What you discover upon alighting in Jerusalem is that there is significant disagreement about exactly WHERE certain biblical events happened. For example, there are two different places that local “experts” will swear to you are the actual spots where Jesus was born.
Similarly, there are at least two spots that supposedly mark the exact place where Christ was crucified. One of those places has since been surrounded by an ornate cathedral, full of tour guides, candles, incense, icons, statues, and huge crowds of pilgrims.
The other site is much plainer. Make no mistake, it is still highly developed and commercialized, complete with local guides and a gift shop. But it is located outdoors on top of a hill that bears a striking resemblance to a human skull.

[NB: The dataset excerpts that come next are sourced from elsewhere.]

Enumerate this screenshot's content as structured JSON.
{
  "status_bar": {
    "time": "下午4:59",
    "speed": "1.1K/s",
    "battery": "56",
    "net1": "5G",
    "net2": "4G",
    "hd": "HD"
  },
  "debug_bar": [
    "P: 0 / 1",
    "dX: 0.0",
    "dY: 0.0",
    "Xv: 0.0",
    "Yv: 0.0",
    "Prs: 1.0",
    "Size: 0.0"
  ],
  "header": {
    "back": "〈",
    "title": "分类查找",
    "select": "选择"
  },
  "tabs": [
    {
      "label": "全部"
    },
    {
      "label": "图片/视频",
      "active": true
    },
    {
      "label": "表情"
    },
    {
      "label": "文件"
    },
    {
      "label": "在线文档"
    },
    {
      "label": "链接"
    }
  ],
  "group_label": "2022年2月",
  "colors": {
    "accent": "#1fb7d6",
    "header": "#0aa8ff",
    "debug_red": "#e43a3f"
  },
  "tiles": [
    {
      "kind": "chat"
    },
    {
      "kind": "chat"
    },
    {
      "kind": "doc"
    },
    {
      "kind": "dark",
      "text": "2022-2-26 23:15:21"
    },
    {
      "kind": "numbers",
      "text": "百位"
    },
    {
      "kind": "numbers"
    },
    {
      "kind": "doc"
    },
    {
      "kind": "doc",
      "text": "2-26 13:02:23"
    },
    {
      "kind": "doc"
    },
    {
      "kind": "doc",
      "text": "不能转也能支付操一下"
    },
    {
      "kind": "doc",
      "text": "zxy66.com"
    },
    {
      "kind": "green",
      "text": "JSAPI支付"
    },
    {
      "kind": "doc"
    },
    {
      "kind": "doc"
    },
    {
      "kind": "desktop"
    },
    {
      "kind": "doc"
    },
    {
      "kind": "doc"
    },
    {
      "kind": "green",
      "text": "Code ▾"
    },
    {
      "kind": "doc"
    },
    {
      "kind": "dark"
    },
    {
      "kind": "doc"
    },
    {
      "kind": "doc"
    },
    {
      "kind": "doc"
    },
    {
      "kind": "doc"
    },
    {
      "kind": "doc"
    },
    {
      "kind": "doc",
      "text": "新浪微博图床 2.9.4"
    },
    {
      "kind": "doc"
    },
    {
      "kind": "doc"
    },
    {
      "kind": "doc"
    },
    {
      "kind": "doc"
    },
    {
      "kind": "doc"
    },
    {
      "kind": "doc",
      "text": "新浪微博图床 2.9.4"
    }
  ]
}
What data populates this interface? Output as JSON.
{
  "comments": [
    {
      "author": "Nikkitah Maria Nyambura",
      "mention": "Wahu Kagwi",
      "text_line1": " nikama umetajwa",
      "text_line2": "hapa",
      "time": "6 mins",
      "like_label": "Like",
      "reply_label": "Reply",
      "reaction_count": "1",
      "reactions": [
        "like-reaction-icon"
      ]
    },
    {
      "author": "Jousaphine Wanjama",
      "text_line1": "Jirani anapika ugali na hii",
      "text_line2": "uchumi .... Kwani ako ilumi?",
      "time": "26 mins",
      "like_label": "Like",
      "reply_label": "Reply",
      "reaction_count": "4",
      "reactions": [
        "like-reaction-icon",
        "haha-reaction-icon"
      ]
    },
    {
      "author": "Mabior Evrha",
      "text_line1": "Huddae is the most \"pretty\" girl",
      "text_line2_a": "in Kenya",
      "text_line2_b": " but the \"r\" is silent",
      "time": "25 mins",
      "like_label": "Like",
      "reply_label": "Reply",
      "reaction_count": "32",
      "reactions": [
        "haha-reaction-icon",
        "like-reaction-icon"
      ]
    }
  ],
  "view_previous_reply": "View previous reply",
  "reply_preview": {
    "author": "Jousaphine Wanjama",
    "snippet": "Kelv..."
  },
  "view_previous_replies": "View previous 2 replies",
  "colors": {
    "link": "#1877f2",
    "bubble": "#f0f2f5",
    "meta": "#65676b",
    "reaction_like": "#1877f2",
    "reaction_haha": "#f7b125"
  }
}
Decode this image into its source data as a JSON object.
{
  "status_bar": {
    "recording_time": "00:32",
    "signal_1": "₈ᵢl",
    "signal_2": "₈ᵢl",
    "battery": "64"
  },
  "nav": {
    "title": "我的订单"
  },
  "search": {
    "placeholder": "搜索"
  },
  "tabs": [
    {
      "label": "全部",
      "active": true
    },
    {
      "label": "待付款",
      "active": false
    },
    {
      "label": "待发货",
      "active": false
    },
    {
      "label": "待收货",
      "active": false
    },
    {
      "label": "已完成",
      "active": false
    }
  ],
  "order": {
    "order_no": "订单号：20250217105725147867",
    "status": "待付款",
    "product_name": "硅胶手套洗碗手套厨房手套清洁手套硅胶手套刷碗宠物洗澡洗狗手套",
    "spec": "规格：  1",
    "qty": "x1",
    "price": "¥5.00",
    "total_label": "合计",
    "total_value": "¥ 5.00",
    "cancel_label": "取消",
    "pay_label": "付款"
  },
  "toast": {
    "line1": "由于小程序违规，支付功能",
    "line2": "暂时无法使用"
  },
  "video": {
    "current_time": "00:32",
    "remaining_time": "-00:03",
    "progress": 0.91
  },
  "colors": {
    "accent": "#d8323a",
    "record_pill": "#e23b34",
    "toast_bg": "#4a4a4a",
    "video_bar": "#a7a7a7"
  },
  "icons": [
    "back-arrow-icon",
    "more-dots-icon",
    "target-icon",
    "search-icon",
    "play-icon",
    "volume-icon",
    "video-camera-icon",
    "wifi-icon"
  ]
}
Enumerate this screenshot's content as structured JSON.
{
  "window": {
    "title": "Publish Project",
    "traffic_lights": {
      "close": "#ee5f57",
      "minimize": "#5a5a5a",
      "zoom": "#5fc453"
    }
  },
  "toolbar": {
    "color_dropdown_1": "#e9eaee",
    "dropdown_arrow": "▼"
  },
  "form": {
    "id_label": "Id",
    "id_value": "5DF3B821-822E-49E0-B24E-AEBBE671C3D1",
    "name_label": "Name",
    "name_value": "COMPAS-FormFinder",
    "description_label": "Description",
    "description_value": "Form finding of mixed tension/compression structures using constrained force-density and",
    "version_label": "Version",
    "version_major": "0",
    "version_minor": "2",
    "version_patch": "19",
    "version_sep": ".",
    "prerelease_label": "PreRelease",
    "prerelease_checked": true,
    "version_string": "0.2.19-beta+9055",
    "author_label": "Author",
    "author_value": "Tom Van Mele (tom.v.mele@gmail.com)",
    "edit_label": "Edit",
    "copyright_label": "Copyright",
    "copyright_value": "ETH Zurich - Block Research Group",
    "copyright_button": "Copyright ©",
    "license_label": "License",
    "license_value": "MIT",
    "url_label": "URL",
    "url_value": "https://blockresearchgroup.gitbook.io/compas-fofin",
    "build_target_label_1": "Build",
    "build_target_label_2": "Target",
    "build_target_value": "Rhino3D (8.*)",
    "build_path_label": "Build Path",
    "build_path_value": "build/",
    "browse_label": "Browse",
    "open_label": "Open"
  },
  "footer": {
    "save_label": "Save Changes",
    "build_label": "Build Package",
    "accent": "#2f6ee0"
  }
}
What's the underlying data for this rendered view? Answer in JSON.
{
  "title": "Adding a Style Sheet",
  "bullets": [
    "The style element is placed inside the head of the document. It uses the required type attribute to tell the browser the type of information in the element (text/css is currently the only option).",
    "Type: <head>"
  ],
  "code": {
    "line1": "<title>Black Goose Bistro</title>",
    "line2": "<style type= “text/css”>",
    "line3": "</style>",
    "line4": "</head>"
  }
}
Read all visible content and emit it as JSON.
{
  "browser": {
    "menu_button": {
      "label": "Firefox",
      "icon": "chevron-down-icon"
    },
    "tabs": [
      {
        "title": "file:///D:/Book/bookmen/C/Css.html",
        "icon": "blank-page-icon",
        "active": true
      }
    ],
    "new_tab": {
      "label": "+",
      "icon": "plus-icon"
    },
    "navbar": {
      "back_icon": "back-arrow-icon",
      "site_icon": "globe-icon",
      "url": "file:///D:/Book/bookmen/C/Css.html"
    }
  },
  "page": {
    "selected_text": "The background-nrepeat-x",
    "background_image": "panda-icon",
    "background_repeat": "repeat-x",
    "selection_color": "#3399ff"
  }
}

I prefer this spot over the other one.
My favorite part of this location, however, is NOT its shape or location. What I like best is its proximity to the Jerusalem city bus barn. Here, one can sit in prayer and contemplation, pondering the depth of Jesus’ sacrifice and your own unworthiness of this extravagant love, all while listening to the engines and air brakes of Jerusalem’s city busses.
Call me weird, but somehow this bizarre juxtapositioning makes a kind of cosmic sense to me.
Allow me to explain. As a lifelong, practicing Christian, I carry in my bones a deep reverence for everything that today – Good Friday – represents. I understand it as a defining moment of God’s whole incarnation enterprise. For me, Christ’s crucifixion is both the pinnacle expression of self-sacrificial love and the Divine Battering Ram that forever smashed the barrier between heaven and earth, between God and us, between life and death, and between one human and another.
Second only to Easter in significance, Good Friday and the crucifixion event is the inflection point on which human history forever pivoted.
But for me – and again, maybe ONLY for me – that place belongs smack dab in the MIDDLE of the mundane, quotidian movements of life… not set aside in some gilded display case. Somehow, I feel more connected when I reflect on the meaning of atonement, salvation, sacrifice, and eternal destiny smelling the scent of diesel fumes instead of incense.
Ultimately, of course, the setting of these contemplations is immaterial. Go where you will to pause and reflect. Sip coffee in a crowded café, walk by a serene lake, pedal a bicycle, or sit on a plane.
But whatever you do, wherever you go, don’t miss the opportunity to spend time alone with your thoughts today… reflecting on the price that was paid to set you free.